Only of you pay for Manaeesh Zaatar and tea. And don’t worry, I’d only eat one. 😉

September 21st, 2012, 11:12 am

 

zoo said:

Tara

I doubt they were kidnapped by the Syrian police as the police could have stopped them at passport control and not after they left the airport by car. They could have been prevented to fly also as, I guess, they used the national airline to get in.

In my view, they may have been kidnapped by SNC’s allies hardliners who do not want any dialog with the regime and reject the meeting organized by moderate local opposition, an official meeting that was allowed by the Syrian government.

As of the rantings about Egypt sending its army to help the fall of Bashar al Assad, it shows that the person who wrote that has abused of hallucinative drugs, probably out of despair.
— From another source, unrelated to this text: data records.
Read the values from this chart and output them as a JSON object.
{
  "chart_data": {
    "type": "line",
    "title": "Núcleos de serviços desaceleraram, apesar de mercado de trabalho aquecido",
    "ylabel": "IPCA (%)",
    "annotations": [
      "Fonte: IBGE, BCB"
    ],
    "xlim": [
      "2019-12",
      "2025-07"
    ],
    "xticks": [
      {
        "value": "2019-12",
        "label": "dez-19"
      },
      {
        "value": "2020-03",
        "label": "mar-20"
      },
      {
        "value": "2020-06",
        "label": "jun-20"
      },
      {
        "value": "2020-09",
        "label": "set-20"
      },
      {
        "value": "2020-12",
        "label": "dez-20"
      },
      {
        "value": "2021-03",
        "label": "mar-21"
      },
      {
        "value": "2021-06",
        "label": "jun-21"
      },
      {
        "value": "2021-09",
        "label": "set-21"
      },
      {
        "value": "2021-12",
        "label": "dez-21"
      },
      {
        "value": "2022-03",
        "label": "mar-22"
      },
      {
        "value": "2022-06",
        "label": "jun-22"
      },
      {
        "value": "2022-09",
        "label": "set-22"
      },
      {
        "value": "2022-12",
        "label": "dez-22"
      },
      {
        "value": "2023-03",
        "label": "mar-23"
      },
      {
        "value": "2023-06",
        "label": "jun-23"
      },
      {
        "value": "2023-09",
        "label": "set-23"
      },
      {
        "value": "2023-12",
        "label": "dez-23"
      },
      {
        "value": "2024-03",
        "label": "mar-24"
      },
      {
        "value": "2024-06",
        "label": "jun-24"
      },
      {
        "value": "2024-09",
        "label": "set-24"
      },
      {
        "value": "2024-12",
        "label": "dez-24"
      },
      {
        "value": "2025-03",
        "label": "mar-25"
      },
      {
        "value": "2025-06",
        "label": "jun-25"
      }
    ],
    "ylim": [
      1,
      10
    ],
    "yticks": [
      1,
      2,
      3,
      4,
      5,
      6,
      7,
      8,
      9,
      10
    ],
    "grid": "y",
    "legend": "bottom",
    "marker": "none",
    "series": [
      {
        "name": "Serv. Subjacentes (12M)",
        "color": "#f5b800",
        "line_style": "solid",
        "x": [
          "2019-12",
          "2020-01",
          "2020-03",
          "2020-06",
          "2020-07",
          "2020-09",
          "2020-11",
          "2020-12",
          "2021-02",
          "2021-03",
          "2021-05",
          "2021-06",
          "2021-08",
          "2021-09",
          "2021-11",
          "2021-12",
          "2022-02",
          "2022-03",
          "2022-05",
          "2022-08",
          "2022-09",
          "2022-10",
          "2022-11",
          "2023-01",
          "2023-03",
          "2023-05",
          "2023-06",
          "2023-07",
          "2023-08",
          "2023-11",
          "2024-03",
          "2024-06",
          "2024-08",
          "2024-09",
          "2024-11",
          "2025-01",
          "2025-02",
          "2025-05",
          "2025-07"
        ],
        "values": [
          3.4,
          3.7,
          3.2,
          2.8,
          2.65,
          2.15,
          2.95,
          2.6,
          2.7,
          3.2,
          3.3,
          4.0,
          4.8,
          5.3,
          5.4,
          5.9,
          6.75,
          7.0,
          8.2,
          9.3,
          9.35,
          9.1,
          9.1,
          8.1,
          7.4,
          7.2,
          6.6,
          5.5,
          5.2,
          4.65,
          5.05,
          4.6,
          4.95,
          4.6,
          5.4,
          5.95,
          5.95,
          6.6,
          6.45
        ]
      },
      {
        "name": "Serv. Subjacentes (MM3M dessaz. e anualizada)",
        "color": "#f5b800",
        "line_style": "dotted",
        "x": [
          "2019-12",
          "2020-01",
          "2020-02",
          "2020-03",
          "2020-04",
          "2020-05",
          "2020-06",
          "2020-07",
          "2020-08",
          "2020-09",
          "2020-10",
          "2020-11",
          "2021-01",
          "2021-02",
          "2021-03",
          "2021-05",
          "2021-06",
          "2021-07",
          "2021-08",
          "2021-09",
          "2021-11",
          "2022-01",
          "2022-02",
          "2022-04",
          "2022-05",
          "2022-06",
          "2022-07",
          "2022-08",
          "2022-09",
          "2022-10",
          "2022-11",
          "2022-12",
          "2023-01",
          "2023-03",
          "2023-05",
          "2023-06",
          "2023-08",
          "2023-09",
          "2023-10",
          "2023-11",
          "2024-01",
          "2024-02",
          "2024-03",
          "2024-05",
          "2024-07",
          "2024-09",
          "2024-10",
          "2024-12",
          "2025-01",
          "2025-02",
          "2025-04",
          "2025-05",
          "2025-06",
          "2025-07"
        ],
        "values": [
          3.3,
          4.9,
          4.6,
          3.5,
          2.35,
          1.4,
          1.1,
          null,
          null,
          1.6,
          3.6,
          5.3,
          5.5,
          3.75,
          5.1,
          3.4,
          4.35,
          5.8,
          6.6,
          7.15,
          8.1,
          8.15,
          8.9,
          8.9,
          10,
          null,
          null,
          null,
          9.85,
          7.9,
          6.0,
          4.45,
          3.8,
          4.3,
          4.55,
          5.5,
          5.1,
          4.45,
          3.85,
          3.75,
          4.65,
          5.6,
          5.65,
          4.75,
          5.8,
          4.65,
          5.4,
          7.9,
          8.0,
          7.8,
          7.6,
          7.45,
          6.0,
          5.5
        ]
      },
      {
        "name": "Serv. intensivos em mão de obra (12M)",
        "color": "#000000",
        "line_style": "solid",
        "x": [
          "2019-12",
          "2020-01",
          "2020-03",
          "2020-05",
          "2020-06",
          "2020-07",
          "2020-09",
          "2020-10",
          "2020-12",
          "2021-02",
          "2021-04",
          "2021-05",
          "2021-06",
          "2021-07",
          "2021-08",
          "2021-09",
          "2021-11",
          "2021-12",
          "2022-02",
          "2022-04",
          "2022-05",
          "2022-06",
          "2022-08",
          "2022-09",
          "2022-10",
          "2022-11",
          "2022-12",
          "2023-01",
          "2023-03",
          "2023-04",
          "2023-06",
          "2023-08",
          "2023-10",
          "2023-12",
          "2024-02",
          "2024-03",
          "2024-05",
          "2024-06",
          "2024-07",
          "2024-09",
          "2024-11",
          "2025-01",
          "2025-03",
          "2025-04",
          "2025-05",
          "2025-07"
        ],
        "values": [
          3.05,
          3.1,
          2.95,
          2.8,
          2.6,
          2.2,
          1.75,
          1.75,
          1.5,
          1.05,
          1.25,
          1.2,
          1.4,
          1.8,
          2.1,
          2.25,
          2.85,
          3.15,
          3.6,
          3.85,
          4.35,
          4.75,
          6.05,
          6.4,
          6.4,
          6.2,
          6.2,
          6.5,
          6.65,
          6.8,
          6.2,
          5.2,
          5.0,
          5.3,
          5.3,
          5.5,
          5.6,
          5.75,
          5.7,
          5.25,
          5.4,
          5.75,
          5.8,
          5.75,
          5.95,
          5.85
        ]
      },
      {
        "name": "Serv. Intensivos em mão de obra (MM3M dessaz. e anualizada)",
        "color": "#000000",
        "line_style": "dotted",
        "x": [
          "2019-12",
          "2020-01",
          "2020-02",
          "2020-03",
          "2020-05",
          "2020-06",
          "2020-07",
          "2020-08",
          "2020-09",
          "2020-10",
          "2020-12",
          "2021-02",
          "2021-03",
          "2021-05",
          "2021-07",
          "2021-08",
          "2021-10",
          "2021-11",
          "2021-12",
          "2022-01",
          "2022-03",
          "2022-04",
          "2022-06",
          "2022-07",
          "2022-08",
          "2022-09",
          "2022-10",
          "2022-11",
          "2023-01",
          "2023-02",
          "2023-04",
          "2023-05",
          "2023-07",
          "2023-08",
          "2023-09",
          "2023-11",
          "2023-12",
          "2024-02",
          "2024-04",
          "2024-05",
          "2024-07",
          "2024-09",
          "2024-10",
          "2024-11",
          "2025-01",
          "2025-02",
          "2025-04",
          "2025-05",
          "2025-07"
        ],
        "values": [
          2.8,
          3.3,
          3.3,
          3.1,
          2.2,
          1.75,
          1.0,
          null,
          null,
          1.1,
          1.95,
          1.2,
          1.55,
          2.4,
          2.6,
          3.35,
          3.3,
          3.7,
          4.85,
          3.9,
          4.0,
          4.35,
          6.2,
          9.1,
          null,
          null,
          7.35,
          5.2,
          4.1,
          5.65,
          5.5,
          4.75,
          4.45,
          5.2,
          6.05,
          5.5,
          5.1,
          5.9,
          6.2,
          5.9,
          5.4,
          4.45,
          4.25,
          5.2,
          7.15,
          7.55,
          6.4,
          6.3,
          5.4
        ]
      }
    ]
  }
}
I think he needs urgently your magic medical advices

September 21st, 2012, 11:16 am

 

Atheist Syrian Salafist Against Dictatorships said:

@Zoo 146

Here it is, from the horse’s mouth (I presume you can understand Arabic):

(BTW, I have long wandered if you are the same person known as zozo elsewhere…I sure hope not! because it would be a huge shock -m-a-s-a-k-a- if you and that zozo turned out to be one and the same).

Dawoud:

As supporters of Syrians’ right to democracy and the rule of law, we should also (and I personally do) support the right of Bahrainis (and Palestinians, and Jordanians…all Arabs and all peoples) to have the same in their country too. The Shiaa Bahrainis are Arabs, and a democracy there will not change this fact.